Instagram Stories photography
Similar to the Instagram feed, images should be shot vertical, but the ratio for an Instagram story is 16:9 (more narrow than your feed posts).
Whether you are taking pictures of people or detail shots like merchandise, it is important to make sure you are taking the image zoomed out enough so when the image is cropped into Instagram story dimensions - you aren’t leaving out any details or it’s not uncomfortably close.
Bonus note: be mindful of leaving negative space so you are able to add any necessary copy (text).
4. find Good Lighting
Good lighting is a cellphone photographer’s best friend. If possible, make sure the room you’re in is well lit. Never shoot against the light.
Tap to focus on your subject and manually set your exposure. When you tap the screen with your camera app open, you can swipe vertically down to darken your image and swipe vertically up to brighten the light levels. This will make a huge difference in the quality of your photo before you even begin to edit your images.
5. Edit Your Photos
Today there are so many FREE mobile apps to edit your images - you don’t need to intimidate yourself with fancy photo editing software. You can find round ups of the best and easy to use mobile apps all over the internet like here, here, or here. Whichever app you choose (my favorites are Adobe Lightroom and VSCO), here are the some basic editing tips to keep in mind.

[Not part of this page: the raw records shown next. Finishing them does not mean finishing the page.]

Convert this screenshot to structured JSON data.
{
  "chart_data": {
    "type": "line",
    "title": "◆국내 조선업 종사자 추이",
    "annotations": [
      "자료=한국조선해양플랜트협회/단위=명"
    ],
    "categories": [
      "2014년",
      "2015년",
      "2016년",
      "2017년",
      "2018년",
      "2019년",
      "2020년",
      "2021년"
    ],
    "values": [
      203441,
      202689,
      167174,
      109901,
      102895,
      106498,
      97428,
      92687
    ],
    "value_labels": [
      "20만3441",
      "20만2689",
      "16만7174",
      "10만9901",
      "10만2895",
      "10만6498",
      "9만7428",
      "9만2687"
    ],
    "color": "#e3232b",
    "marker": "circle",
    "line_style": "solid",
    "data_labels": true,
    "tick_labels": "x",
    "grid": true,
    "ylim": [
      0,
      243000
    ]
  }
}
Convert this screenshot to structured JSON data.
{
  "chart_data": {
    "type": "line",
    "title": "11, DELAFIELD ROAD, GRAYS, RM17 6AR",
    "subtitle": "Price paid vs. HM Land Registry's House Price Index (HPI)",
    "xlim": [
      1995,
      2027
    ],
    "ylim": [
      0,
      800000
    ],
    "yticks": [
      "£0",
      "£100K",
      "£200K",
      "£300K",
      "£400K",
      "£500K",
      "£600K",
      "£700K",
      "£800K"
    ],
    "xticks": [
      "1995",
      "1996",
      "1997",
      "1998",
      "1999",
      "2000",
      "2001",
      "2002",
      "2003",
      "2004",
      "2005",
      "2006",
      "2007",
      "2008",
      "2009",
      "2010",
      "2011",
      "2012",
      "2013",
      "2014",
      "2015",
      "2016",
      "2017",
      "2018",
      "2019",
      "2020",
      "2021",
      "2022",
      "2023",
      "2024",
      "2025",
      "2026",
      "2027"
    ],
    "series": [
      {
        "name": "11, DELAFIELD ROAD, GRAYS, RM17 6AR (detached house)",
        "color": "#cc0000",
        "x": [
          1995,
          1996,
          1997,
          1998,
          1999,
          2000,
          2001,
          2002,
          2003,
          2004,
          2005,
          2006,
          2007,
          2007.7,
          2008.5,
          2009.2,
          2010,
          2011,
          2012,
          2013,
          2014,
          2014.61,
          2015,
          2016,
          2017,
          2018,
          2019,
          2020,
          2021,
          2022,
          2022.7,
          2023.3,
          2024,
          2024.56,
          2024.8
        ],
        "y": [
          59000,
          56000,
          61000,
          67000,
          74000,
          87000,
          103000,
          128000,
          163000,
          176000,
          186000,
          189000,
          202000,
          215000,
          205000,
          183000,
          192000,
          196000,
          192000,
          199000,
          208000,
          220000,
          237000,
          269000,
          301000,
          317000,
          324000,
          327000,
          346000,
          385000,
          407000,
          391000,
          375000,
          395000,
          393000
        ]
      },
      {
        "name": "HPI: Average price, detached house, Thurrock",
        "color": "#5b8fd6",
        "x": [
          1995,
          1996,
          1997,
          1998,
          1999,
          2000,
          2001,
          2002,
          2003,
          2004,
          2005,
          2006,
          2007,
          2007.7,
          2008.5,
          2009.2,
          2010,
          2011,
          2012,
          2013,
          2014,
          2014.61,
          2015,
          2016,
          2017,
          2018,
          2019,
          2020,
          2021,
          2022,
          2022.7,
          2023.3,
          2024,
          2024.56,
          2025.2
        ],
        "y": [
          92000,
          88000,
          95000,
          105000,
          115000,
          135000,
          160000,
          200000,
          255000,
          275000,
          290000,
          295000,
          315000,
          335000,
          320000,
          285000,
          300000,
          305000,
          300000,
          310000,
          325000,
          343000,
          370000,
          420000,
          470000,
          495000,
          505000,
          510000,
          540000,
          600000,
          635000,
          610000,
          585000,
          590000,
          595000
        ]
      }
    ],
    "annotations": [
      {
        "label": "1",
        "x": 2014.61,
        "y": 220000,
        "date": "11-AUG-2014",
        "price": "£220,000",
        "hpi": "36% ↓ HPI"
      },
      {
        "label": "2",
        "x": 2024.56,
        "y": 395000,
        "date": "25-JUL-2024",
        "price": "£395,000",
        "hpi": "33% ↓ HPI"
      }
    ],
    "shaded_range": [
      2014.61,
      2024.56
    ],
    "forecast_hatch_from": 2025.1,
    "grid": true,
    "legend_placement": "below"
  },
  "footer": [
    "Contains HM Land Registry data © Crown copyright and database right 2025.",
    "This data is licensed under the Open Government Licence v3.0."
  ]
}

The key is consistency and intention.
Straighten your photo and use your apps grid lines to make sure the image follows the rule of thirds. By cropping your image so it falls onto an intersection of the lines, you’re able to naturally guide your audiences eye to the area you want to draw attention to.
contrast + Saturation
Contrast and saturation are one of those things where less is more. Subtly increase your contrast and saturation to make your images stand out.
Lift shadows slightly so it’s not distracting your audience from the image's point of focus. Keep it looking natural.
Adjusting the sharpness of your image is easily the best way to make people wonder if it was professionally shot on a DSLR. Again, less is more - keep it looking natural!